Elko High School's old gymnasium stands on the site of the first University of Nevada. The University of Nevada in Elko was open from October 12, 1874, to July 10, 1885. Other than a few memories, all that remains of the first University of Nevada is a street called College Avenue. It runs in front of Elko High School - put in and named after the school left town.

==Extracurricular activities==

===Athletics===
The Indians now compete in the Northern Division 3A. They had a long run competing in 4A athletics.
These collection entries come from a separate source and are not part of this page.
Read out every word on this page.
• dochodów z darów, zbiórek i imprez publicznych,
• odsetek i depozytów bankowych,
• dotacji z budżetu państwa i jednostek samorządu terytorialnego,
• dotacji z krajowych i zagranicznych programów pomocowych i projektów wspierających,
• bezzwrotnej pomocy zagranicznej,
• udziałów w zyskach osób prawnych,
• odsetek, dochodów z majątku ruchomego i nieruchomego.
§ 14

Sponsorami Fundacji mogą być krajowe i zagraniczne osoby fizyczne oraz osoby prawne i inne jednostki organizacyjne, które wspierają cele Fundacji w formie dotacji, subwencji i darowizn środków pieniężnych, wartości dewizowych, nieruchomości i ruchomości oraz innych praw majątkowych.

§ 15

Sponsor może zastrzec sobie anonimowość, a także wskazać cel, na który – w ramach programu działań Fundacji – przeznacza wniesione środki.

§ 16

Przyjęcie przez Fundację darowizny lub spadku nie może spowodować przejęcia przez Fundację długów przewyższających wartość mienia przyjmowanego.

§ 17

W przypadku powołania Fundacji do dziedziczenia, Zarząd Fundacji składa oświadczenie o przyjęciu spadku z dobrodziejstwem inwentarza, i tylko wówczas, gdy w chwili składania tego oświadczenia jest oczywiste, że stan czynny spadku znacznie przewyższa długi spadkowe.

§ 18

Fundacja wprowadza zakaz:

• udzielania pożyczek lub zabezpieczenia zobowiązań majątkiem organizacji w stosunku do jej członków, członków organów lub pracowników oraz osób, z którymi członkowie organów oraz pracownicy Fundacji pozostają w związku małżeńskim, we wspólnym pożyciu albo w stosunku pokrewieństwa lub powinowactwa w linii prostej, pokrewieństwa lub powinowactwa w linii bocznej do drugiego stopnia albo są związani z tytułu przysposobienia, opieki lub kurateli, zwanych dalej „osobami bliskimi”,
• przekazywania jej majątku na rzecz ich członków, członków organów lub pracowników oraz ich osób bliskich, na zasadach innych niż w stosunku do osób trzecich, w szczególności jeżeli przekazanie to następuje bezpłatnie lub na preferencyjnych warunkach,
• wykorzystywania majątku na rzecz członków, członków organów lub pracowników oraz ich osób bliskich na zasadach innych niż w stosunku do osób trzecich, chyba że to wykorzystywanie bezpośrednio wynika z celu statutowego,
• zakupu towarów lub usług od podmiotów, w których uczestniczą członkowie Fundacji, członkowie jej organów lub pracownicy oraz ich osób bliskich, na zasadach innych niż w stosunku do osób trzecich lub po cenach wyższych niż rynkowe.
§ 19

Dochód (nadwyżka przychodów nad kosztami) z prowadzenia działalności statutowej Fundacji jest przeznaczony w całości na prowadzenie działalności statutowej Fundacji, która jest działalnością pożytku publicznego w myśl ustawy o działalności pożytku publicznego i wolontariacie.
- The varsity football team has won five state title since the school started playing football in 1948; 1953 (28-21), 1954 (T 14-14), 1962 (37-6), 1980 (33-0), and 1985 (16-7). The Indians play their home games at Warrior Field, located on campus. Their home side bleachers were the former endzone bleachers at Mackay Stadium at the University of Nevada, Reno).
- The girls' and boys' basketball program has won some state titles. The girls won the large school state title last in 1995. The girls have won two in state.
- The school has a regulation-size stadium and track and one of the biggest basketball gyms in Northern Nevada.
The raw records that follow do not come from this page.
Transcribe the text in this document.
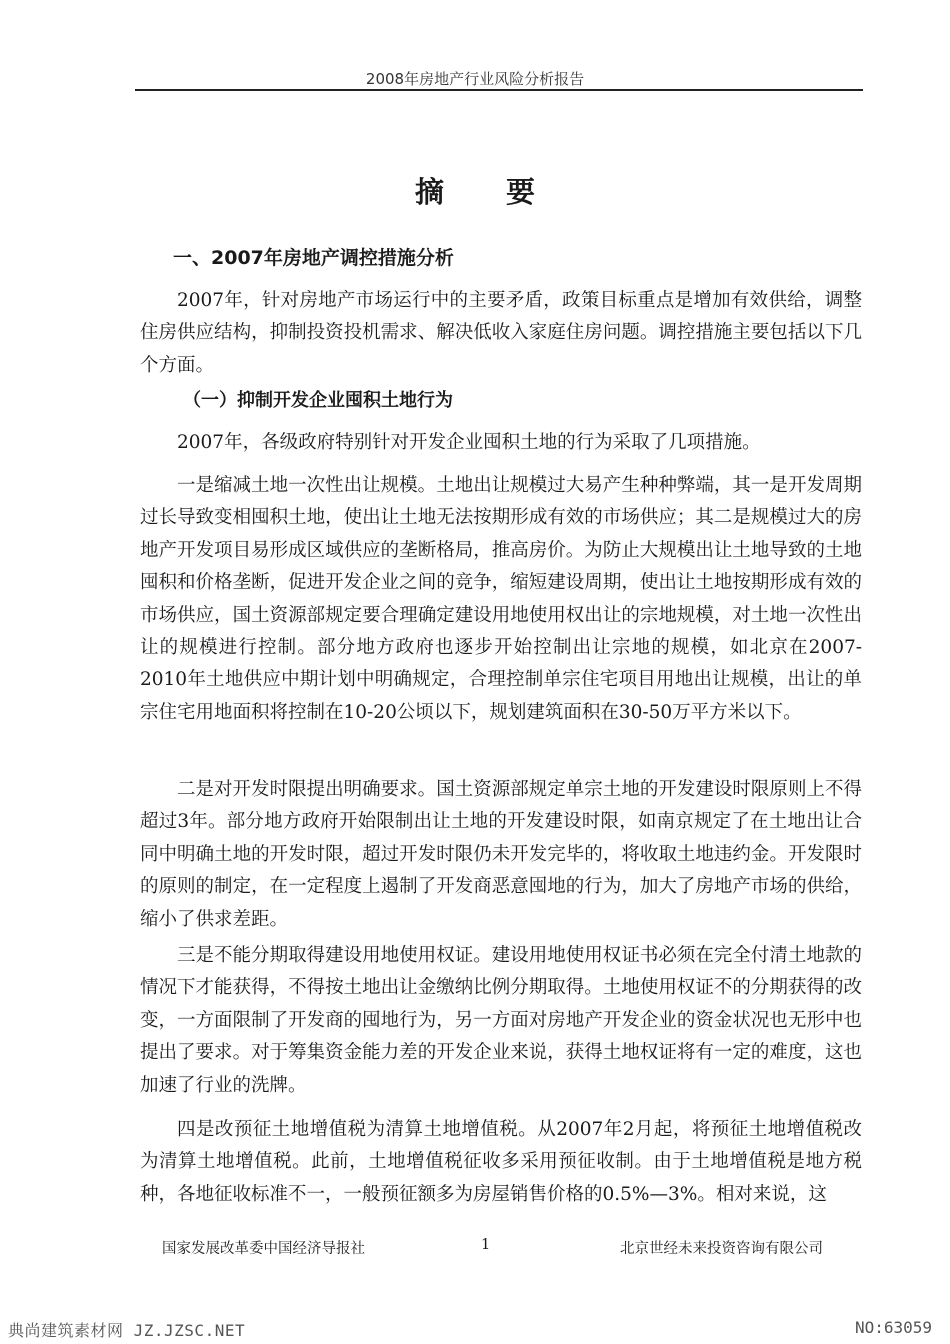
2008年房地产行业风险分析报告
摘 要
一、2007年房地产调控措施分析

2007年，针对房地产市场运行中的主要矛盾，政策目标重点是增加有效供给，调整住房供应结构，抑制投资投机需求、解决低收入家庭住房问题。调控措施主要包括以下几个方面。

（一）抑制开发企业囤积土地行为

2007年，各级政府特别针对开发企业囤积土地的行为采取了几项措施。

一是缩减土地一次性出让规模。土地出让规模过大易产生种种弊端，其一是开发周期过长导致变相囤积土地，使出让土地无法按期形成有效的市场供应；其二是规模过大的房地产开发项目易形成区域供应的垄断格局，推高房价。为防止大规模出让土地导致的土地囤积和价格垄断，促进开发企业之间的竞争，缩短建设周期，使出让土地按期形成有效的市场供应，国土资源部规定要合理确定建设用地使用权出让的宗地规模，对土地一次性出让的规模进行控制。部分地方政府也逐步开始控制出让宗地的规模，如北京在2007-2010年土地供应中期计划中明确规定，合理控制单宗住宅项目用地出让规模，出让的单宗住宅用地面积将控制在10-20公顷以下，规划建筑面积在30-50万平方米以下。

二是对开发时限提出明确要求。国土资源部规定单宗土地的开发建设时限原则上不得超过3年。部分地方政府开始限制出让土地的开发建设时限，如南京规定了在土地出让合同中明确土地的开发时限，超过开发时限仍未开发完毕的，将收取土地违约金。开发限时的原则的制定，在一定程度上遏制了开发商恶意囤地的行为，加大了房地产市场的供给，缩小了供求差距。

三是不能分期取得建设用地使用权证。建设用地使用权证书必须在完全付清土地款的情况下才能获得，不得按土地出让金缴纳比例分期取得。土地使用权证不的分期获得的改变，一方面限制了开发商的囤地行为，另一方面对房地产开发企业的资金状况也无形中也提出了要求。对于筹集资金能力差的开发企业来说，获得土地权证将有一定的难度，这也加速了行业的洗牌。

四是改预征土地增值税为清算土地增值税。从2007年2月起，将预征土地增值税改为清算土地增值税。此前，土地增值税征收多采用预征收制。由于土地增值税是地方税种，各地征收标准不一，一般预征额多为房屋销售价格的0.5%—3%。相对来说，这

国家发展改革委中国经济导报社	1	北京世经未来投资咨询有限公司
典尚建筑素材网 JZ.JZSC.NET	NO:63059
====Nevada Interscholastic Activities Association====
- Baseball - 1980, 1981, 1983, 1988, 1989; consecutive 2A state champs 1982-83-84, 57 consecutive wins; 1986; 1989; 3A-1994-1995; Coach Lynette Davis - NIAA all-time leader most wins- 563; 3rd all time state titles - 7

===Performing arts===
- As of 2007–2008, Elko High Band has finished 1st or 2nd place in the state marching band competition 21 out of 25 times. They are a 10-time state marching band champion (Last in 2001) with 12 second-place finishes.
- The band marched in the Inaugural Parade for U.S. President Richard Nixon's second term in 1973 and Ronald Reagan's first term, in 1981.
- They have performed in the Tournament of Roses Parade in Pasadena, California three times, in 1983, 1995, and 1999.
- The band played twice in the Macy's Thanksgiving Day Parade in New York City in 1979 and 2000.
- The marching band has performed twice in the Hollywood Christmas Parade in the Hollywood community in Los Angeles, California.
- The band marched in the Orange Bowl Parade in 1997.
- They have played in various other parades around the state of Nevada as well as across the United States, numerous college football pre-game and halftime shows including a Freedom Bowl, Fiesta Bowl, and multiple Holiday Bowl's, and a pregame show at a San Francisco 49ers game.
- The band hosts an annual Jazz Festival that has featured guests such as Eric Marienthal, Wayne Bergeron, Allen Vizzutti, Mike Vax, Ed Shaughnessy of The Tonight Show fame, and many others.
- The band has been named "The Pride of Nevada" by five different Nevada governors.
- The Elko High School Wind Ensemble, Concert Band, and Jazz Ensemble have received superior ratings every year from 1978 to the present (as of August 2011).

The Choral music department is represented by the award-winning Choraliers. They have received top ratings in national choral festivals for the past 20 years. In 2006, they received an invitation to the National Invitation of Gold Choral Festival in New York City.

They have traveled to Anaheim, Hollywood, Las Vegas, Orlando, Seattle, San Francisco and Hawaii (2008, 2012, 2016 & 2020) and were invited to and participated in the National Invitational Festival of Gold in San Francisco in 2009 and 2013. In 2013, they were selected as the top large ensemble and men's ensemble at the San Francisco Festival of Gold.

The Choraliers Sang in Carnegie Hall in April 2018. They accepted an invitation to sing in 2018, having been invited four times before.

===Publications===
- The Pow Wow — monthly school newspaper, is the oldest in the state.
- The yearbook is titled Pohob, which means "sagebrush".
- War Whoops! is the longest running radio show in the state of Nevada, broadcast on Wednesdays at 7:05 on AM 1240 KELK.

===Rivalries===
Football rivalries are Spring Creek High-Elko (Battle of the Summit). The series is led by Elko and McQueen-Elko (High Desert League).

Basketball rivalries are Churchill County High School-Elko.

The school's hometown rival is Spring Creek. Other Nevada rivals are Churchill County Lowry and Winnemucca.